En tanto, Alicia Miller afirmó, desde el diario Río Negro, de General Roca:
 
"(...) Si, como lo ha expresado, Goye insiste en no renunciar a su cargo, podría iniciarse ahora una etapa riquísima de participación ciudadana que tendría su culminación en el referéndum que la Carta Orgánica de Bariloche dispone para resolver finalmente la permanencia o no del intendente electo en octubre del 2011.
 
La concejal de Sur, Irma Haneck, puso el tema justo en el centro al hablar el viernes ante el Deliberante: aludió a la soledad del intendente al no haber dirigentes con deseos de integrar un gabinete signado por su debilidad política y de gestión. Y planteó su voto a favor de iniciar el camino hacia el referéndum como una oportunidad legítima que Goye tiene para fortalecerse si el voto de la gente convalida su mandato.
 
Es que el referéndum es un voto en medio del período, una ampliación de la democracia directa que se acerca más a los cambios de rumbo que permite el sistema parlamentario europeo.
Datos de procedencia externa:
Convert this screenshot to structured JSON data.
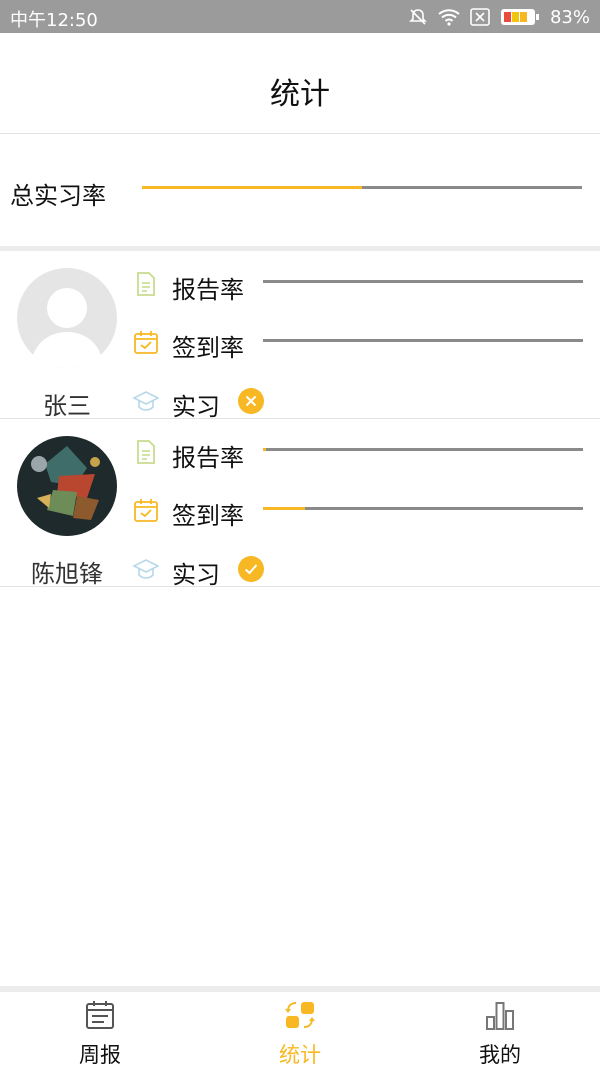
{
  "status_bar": {
    "time": "中午12:50",
    "battery": "83%"
  },
  "header": {
    "title": "统计"
  },
  "total": {
    "label": "总实习率",
    "progress": 0.5
  },
  "students": [
    {
      "name": "张三",
      "report_label": "报告率",
      "report_progress": 0.0,
      "signin_label": "签到率",
      "signin_progress": 0.0,
      "intern_label": "实习",
      "intern_status": "not-interning"
    },
    {
      "name": "陈旭锋",
      "report_label": "报告率",
      "report_progress": 0.01,
      "signin_label": "签到率",
      "signin_progress": 0.13,
      "intern_label": "实习",
      "intern_status": "interning"
    }
  ],
  "nav": {
    "items": [
      {
        "label": "周报",
        "icon": "calendar-icon"
      },
      {
        "label": "统计",
        "icon": "stats-swap-icon",
        "active": true
      },
      {
        "label": "我的",
        "icon": "bar-chart-icon"
      }
    ]
  },
  "colors": {
    "accent": "#f7b823",
    "track": "#8a8a8a",
    "statusbar": "#9b9b9b"
  }
}
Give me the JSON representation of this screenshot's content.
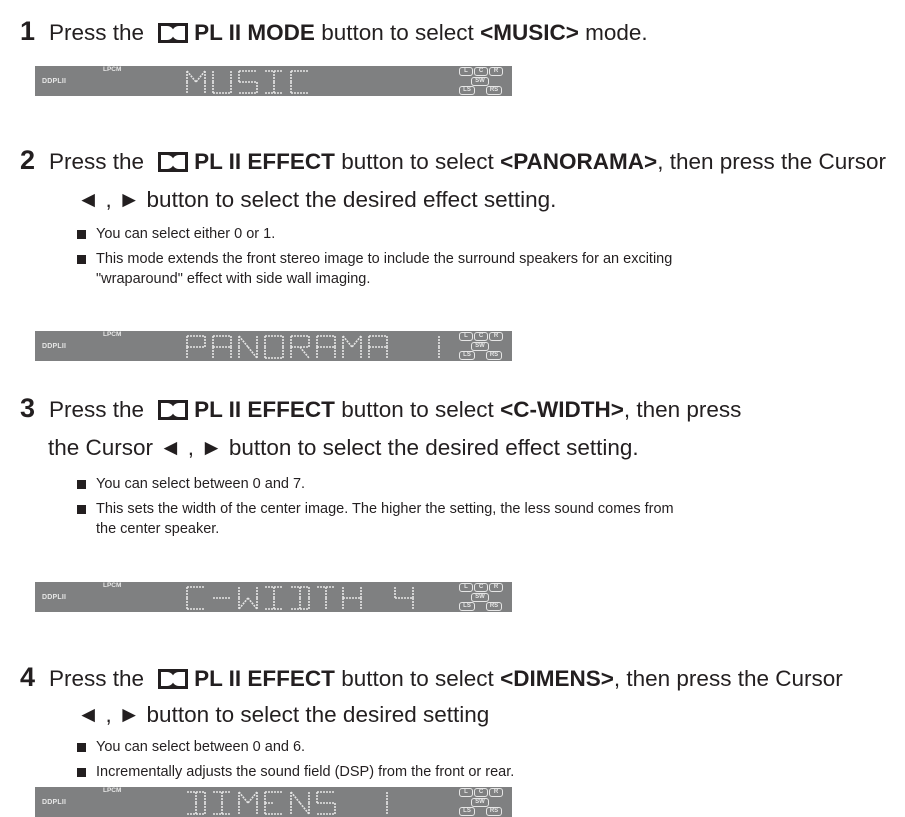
{
  "steps": [
    {
      "number": "1",
      "line1_pre": "Press the",
      "button": "PL II MODE",
      "line1_mid": "button to select",
      "option": "<MUSIC>",
      "line1_post": "mode.",
      "line2": "",
      "bullets": [],
      "display": {
        "text": "MUSIC",
        "chars": [
          "M",
          "U",
          "S",
          "I",
          "C",
          "",
          "",
          "",
          "",
          ""
        ]
      }
    },
    {
      "number": "2",
      "line1_pre": "Press the",
      "button": "PL II EFFECT",
      "line1_mid": "button to select",
      "option": "<PANORAMA>",
      "line1_post": ", then press the Cursor",
      "line2": "◄ , ► button to select the desired effect setting.",
      "bullets": [
        "You can select either 0 or 1.",
        "This mode extends the front stereo image to include the surround speakers for an exciting\n\"wraparound\" effect with side wall imaging."
      ],
      "display": {
        "text": "PANORAMA 1",
        "chars": [
          "P",
          "A",
          "N",
          "O",
          "R",
          "A",
          "M",
          "A",
          "",
          "1"
        ]
      }
    },
    {
      "number": "3",
      "line1_pre": "Press the",
      "button": "PL II EFFECT",
      "line1_mid": "button to select",
      "option": "<C-WIDTH>",
      "line1_post": ", then press",
      "line2": "the Cursor ◄ , ► button to select the desired effect setting.",
      "bullets": [
        "You can select between 0 and 7.",
        "This sets the width of the center image. The higher the setting, the less sound comes from\nthe center speaker."
      ],
      "display": {
        "text": "C-WIDTH 4",
        "chars": [
          "C",
          "-",
          "W",
          "I",
          "D",
          "T",
          "H",
          "",
          "4",
          ""
        ]
      }
    },
    {
      "number": "4",
      "line1_pre": "Press the",
      "button": "PL II EFFECT",
      "line1_mid": "button to select",
      "option": "<DIMENS>",
      "line1_post": ", then press the Cursor",
      "line2": "◄ , ► button to select the desired setting",
      "bullets": [
        "You can select between 0 and 6.",
        "Incrementally adjusts the sound field (DSP) from the front or rear."
      ],
      "display": {
        "text": "DIMENS 1",
        "chars": [
          "D",
          "I",
          "M",
          "E",
          "N",
          "S",
          "",
          "1",
          "",
          ""
        ]
      }
    }
  ],
  "lcd_labels": {
    "lpcm": "LPCM",
    "dolby_pl": "DDPLII",
    "channels": {
      "L": "L",
      "C": "C",
      "R": "R",
      "SW": "SW",
      "LS": "LS",
      "RS": "RS"
    }
  },
  "colors": {
    "text": "#231f20",
    "lcd_bg": "#7f8081",
    "lcd_segment": "#e6e6e6"
  }
}
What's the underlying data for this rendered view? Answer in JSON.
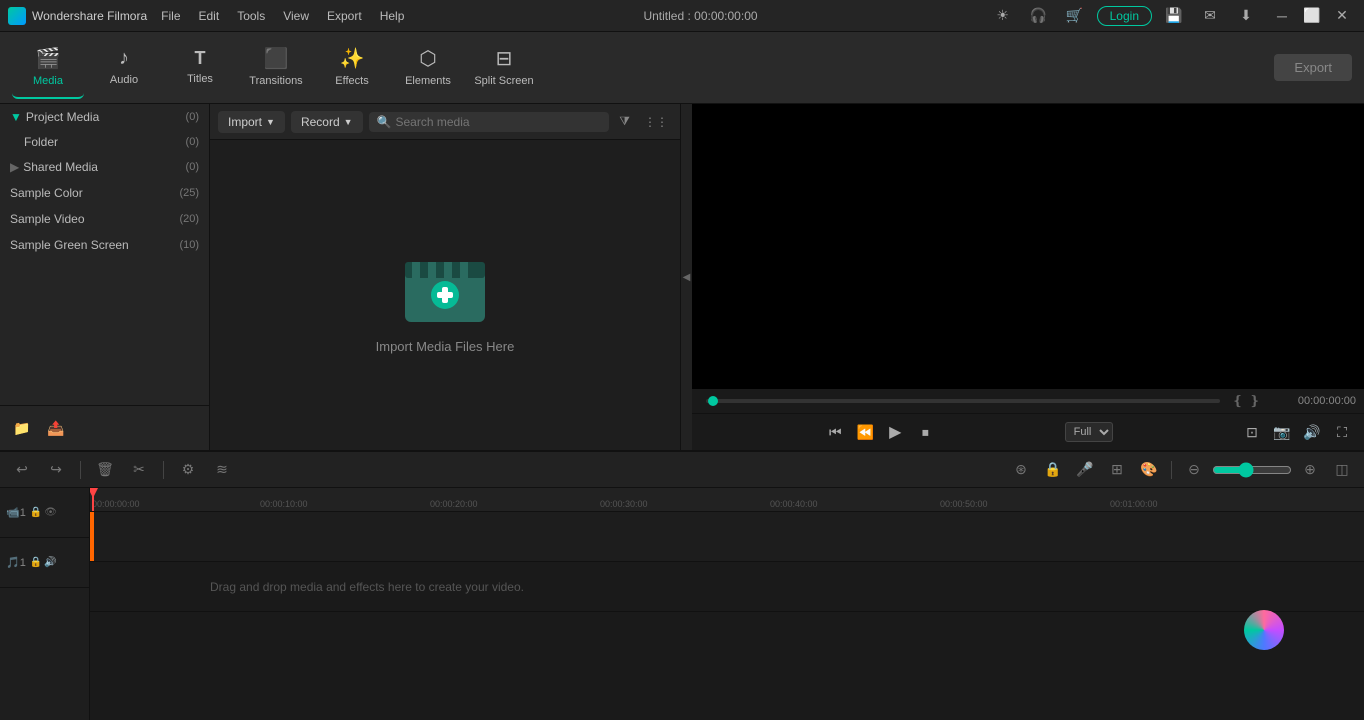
{
  "app": {
    "name": "Wondershare Filmora",
    "logo_alt": "filmora-logo"
  },
  "titlebar": {
    "title": "Untitled : 00:00:00:00",
    "menu": [
      "File",
      "Edit",
      "Tools",
      "View",
      "Export",
      "Help"
    ],
    "icons": [
      "sun-icon",
      "headphone-icon",
      "cart-icon",
      "login-icon",
      "save-icon",
      "mail-icon",
      "download-icon"
    ],
    "login_label": "Login",
    "win_controls": [
      "minimize",
      "maximize",
      "close"
    ]
  },
  "toolbar": {
    "items": [
      {
        "label": "Media",
        "icon": "🎬",
        "active": true
      },
      {
        "label": "Audio",
        "icon": "♪",
        "active": false
      },
      {
        "label": "Titles",
        "icon": "T",
        "active": false
      },
      {
        "label": "Transitions",
        "icon": "⬛",
        "active": false
      },
      {
        "label": "Effects",
        "icon": "✨",
        "active": false
      },
      {
        "label": "Elements",
        "icon": "⬡",
        "active": false
      },
      {
        "label": "Split Screen",
        "icon": "⊟",
        "active": false
      }
    ],
    "export_label": "Export"
  },
  "sidebar": {
    "sections": [
      {
        "label": "Project Media",
        "count": 0,
        "expanded": true,
        "children": [
          {
            "label": "Folder",
            "count": 0
          }
        ]
      },
      {
        "label": "Shared Media",
        "count": 0,
        "expanded": false,
        "children": []
      },
      {
        "label": "Sample Color",
        "count": 25,
        "expanded": false,
        "children": []
      },
      {
        "label": "Sample Video",
        "count": 20,
        "expanded": false,
        "children": []
      },
      {
        "label": "Sample Green Screen",
        "count": 10,
        "expanded": false,
        "children": []
      }
    ],
    "bottom_buttons": [
      "add-folder-icon",
      "import-icon"
    ]
  },
  "media_panel": {
    "import_label": "Import",
    "record_label": "Record",
    "search_placeholder": "Search media",
    "placeholder_text": "Import Media Files Here",
    "filter_icon": "filter-icon",
    "grid_icon": "grid-icon"
  },
  "preview": {
    "current_time": "00:00:00:00",
    "playback_speed": "Full",
    "controls": [
      "step-back",
      "frame-back",
      "play",
      "stop"
    ],
    "right_controls": [
      "fullscreen",
      "screenshot",
      "volume",
      "fit-screen"
    ]
  },
  "timeline": {
    "toolbar_buttons": [
      "undo",
      "redo",
      "delete",
      "cut",
      "settings",
      "waveform"
    ],
    "right_buttons": [
      "snap",
      "lock",
      "mic",
      "caption",
      "color-correct",
      "zoom-out",
      "zoom-in"
    ],
    "markers": [
      "00:00:00:00",
      "00:00:10:00",
      "00:00:20:00",
      "00:00:30:00",
      "00:00:40:00",
      "00:00:50:00",
      "00:01:00:00"
    ],
    "drag_drop_text": "Drag and drop media and effects here to create your video.",
    "tracks": [
      {
        "type": "video",
        "num": 1
      },
      {
        "type": "audio",
        "num": 1
      }
    ]
  }
}
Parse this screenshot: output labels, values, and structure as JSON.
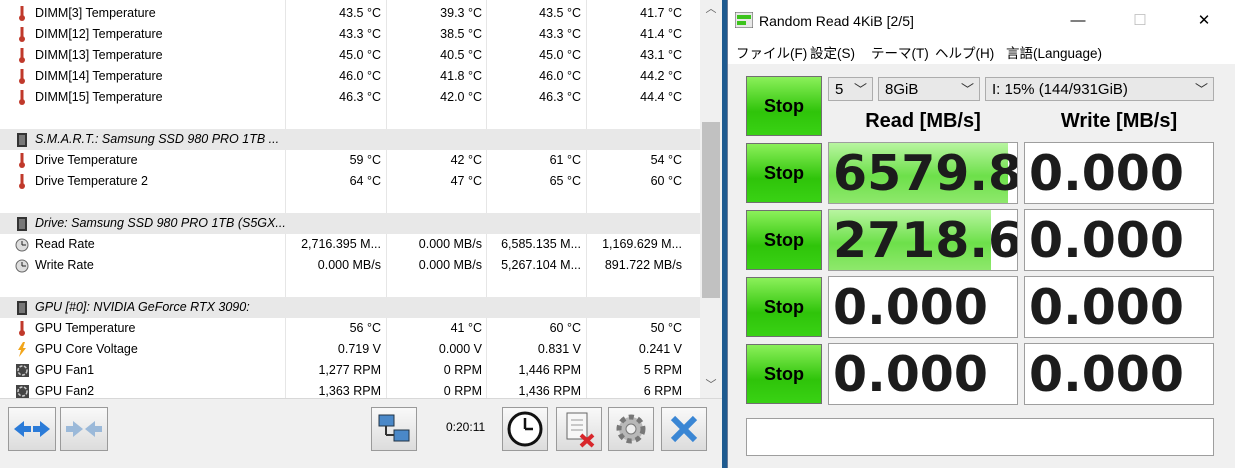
{
  "hwinfo": {
    "rows": [
      {
        "type": "sensor",
        "icon": "thermometer-icon",
        "name": "DIMM[3] Temperature",
        "values": [
          "43.5 °C",
          "39.3 °C",
          "43.5 °C",
          "41.7 °C"
        ]
      },
      {
        "type": "sensor",
        "icon": "thermometer-icon",
        "name": "DIMM[12] Temperature",
        "values": [
          "43.3 °C",
          "38.5 °C",
          "43.3 °C",
          "41.4 °C"
        ]
      },
      {
        "type": "sensor",
        "icon": "thermometer-icon",
        "name": "DIMM[13] Temperature",
        "values": [
          "45.0 °C",
          "40.5 °C",
          "45.0 °C",
          "43.1 °C"
        ]
      },
      {
        "type": "sensor",
        "icon": "thermometer-icon",
        "name": "DIMM[14] Temperature",
        "values": [
          "46.0 °C",
          "41.8 °C",
          "46.0 °C",
          "44.2 °C"
        ]
      },
      {
        "type": "sensor",
        "icon": "thermometer-icon",
        "name": "DIMM[15] Temperature",
        "values": [
          "46.3 °C",
          "42.0 °C",
          "46.3 °C",
          "44.4 °C"
        ]
      },
      {
        "type": "blank"
      },
      {
        "type": "section",
        "icon": "chip-icon",
        "name": "S.M.A.R.T.: Samsung SSD 980 PRO 1TB ..."
      },
      {
        "type": "sensor",
        "icon": "thermometer-icon",
        "name": "Drive Temperature",
        "values": [
          "59 °C",
          "42 °C",
          "61 °C",
          "54 °C"
        ]
      },
      {
        "type": "sensor",
        "icon": "thermometer-icon",
        "name": "Drive Temperature 2",
        "values": [
          "64 °C",
          "47 °C",
          "65 °C",
          "60 °C"
        ]
      },
      {
        "type": "blank"
      },
      {
        "type": "section",
        "icon": "chip-icon",
        "name": "Drive: Samsung SSD 980 PRO 1TB (S5GX..."
      },
      {
        "type": "sensor",
        "icon": "clock-icon",
        "name": "Read Rate",
        "values": [
          "2,716.395 M...",
          "0.000 MB/s",
          "6,585.135 M...",
          "1,169.629 M..."
        ]
      },
      {
        "type": "sensor",
        "icon": "clock-icon",
        "name": "Write Rate",
        "values": [
          "0.000 MB/s",
          "0.000 MB/s",
          "5,267.104 M...",
          "891.722 MB/s"
        ]
      },
      {
        "type": "blank"
      },
      {
        "type": "section",
        "icon": "chip-icon",
        "name": "GPU [#0]: NVIDIA GeForce RTX 3090:"
      },
      {
        "type": "sensor",
        "icon": "thermometer-icon",
        "name": "GPU Temperature",
        "values": [
          "56 °C",
          "41 °C",
          "60 °C",
          "50 °C"
        ]
      },
      {
        "type": "sensor",
        "icon": "lightning-icon",
        "name": "GPU Core Voltage",
        "values": [
          "0.719 V",
          "0.000 V",
          "0.831 V",
          "0.241 V"
        ]
      },
      {
        "type": "sensor",
        "icon": "fan-icon",
        "name": "GPU Fan1",
        "values": [
          "1,277 RPM",
          "0 RPM",
          "1,446 RPM",
          "5 RPM"
        ]
      },
      {
        "type": "sensor",
        "icon": "fan-icon",
        "name": "GPU Fan2",
        "values": [
          "1,363 RPM",
          "0 RPM",
          "1,436 RPM",
          "6 RPM"
        ]
      }
    ],
    "toolbar": {
      "timer": "0:20:11"
    },
    "colors": {
      "section_bg": "#e8e8e8",
      "thermometer": "#c0392b"
    }
  },
  "cdm": {
    "title": "Random Read 4KiB [2/5]",
    "window_buttons": {
      "minimize": "—",
      "maximize": "☐",
      "close": "✕"
    },
    "menu": [
      "ファイル(F)",
      "設定(S)",
      "テーマ(T)",
      "ヘルプ(H)",
      "言語(Language)"
    ],
    "selectors": {
      "count": "5",
      "size": "8GiB",
      "drive": "I: 15% (144/931GiB)"
    },
    "headers": {
      "read": "Read [MB/s]",
      "write": "Write [MB/s]"
    },
    "buttons": {
      "all": "Stop",
      "row1": "Stop",
      "row2": "Stop",
      "row3": "Stop",
      "row4": "Stop"
    },
    "results": [
      {
        "read": "6579.8",
        "write": "0.000",
        "read_fill": 0.95,
        "write_fill": 0
      },
      {
        "read": "2718.6",
        "write": "0.000",
        "read_fill": 0.86,
        "write_fill": 0
      },
      {
        "read": "0.000",
        "write": "0.000",
        "read_fill": 0,
        "write_fill": 0
      },
      {
        "read": "0.000",
        "write": "0.000",
        "read_fill": 0,
        "write_fill": 0
      }
    ],
    "colors": {
      "stop_green": "#2fc40a",
      "bar_green": "#6de04a"
    }
  }
}
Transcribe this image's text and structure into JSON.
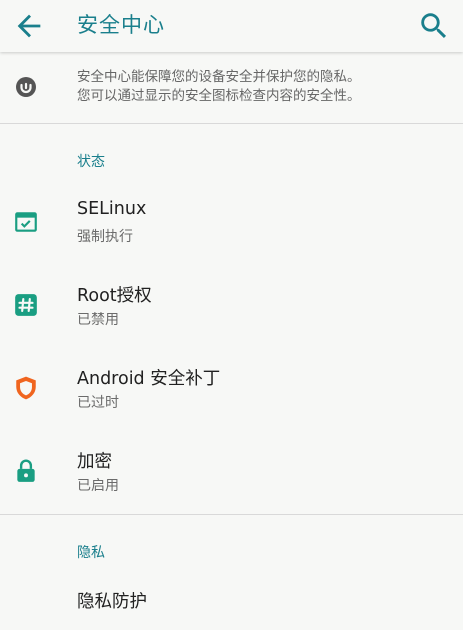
{
  "appbar": {
    "title": "安全中心"
  },
  "info": {
    "line1": "安全中心能保障您的设备安全并保护您的隐私。",
    "line2": "您可以通过显示的安全图标检查内容的安全性。"
  },
  "status_section": {
    "header": "状态",
    "items": [
      {
        "title": "SELinux",
        "subtitle": "强制执行",
        "icon_color": "#1a9e82"
      },
      {
        "title": "Root授权",
        "subtitle": "已禁用",
        "icon_color": "#1a9e82"
      },
      {
        "title": "Android 安全补丁",
        "subtitle": "已过时",
        "icon_color": "#f0651f"
      },
      {
        "title": "加密",
        "subtitle": "已启用",
        "icon_color": "#1a9e82"
      }
    ]
  },
  "privacy_section": {
    "header": "隐私",
    "items": [
      {
        "title": "隐私防护"
      }
    ]
  },
  "colors": {
    "accent": "#1a7f8c",
    "ok": "#1a9e82",
    "warning": "#f0651f"
  }
}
Implica aumentar el poder del ciudadano, limitado hoy a una expresión electoral cada cuatro años condicionada a las opciones que le presentan los partidos políticos.
 
Bariloche tiene una ciudadanía activa, y dejar fluir el proceso de participación no podrá ser menos que positivo.
 
Paradójicamente, no es de esperar que la "clase política" aliente la definición ciudadana de la crisis.
 
No casualmente el gobernador, el senador Pichetto y varios de sus allegados exhortaron prontamente a Goye a presentar la renuncia, en lo que –a juicio de ellos– sería "un acto de grandeza" para con la ciudad.
 
En realidad, permitir que la gente de Bariloche se exprese con sus firmas y con su voto sería el modo más democrático y esclarecedor de saldar la etapa, sin heridas abiertas ni dobles interpretaciones.
 
Pero es probable que los políticos se sientan preocupados por la eventualidad de que se generalice la convicción de que "la gente" –a la que tanto nombran– haga un control de gestión efectivo. Y que la ciudadanía comprenda que en sus manos está la oportunidad concreta de vetar a un gobernante si no desempeña su cargo con la calidad y la honestidad que exigen las normas.
 
En el caso particular de Goye, su gestión fue tan deficiente que es probable que le resulte difícil llevar a la práctica su aspiración de trabajar políticamente para que el referéndum lo ratifique en su cargo. Y que, en lugar de eso, optara por renunciar si interpretara que el resultado en las urnas podría serle adverso por un margen considerable.
 
Para los barilochenses, es deseable que la vida de la ciudad recupere algo de la normalidad perdida hace ya demasiado tiempo y que la conducción que en forma interina asumió el viernes consiga dotar de funcionalidad y dinamismo a las áreas de la gestión municipal. (...)".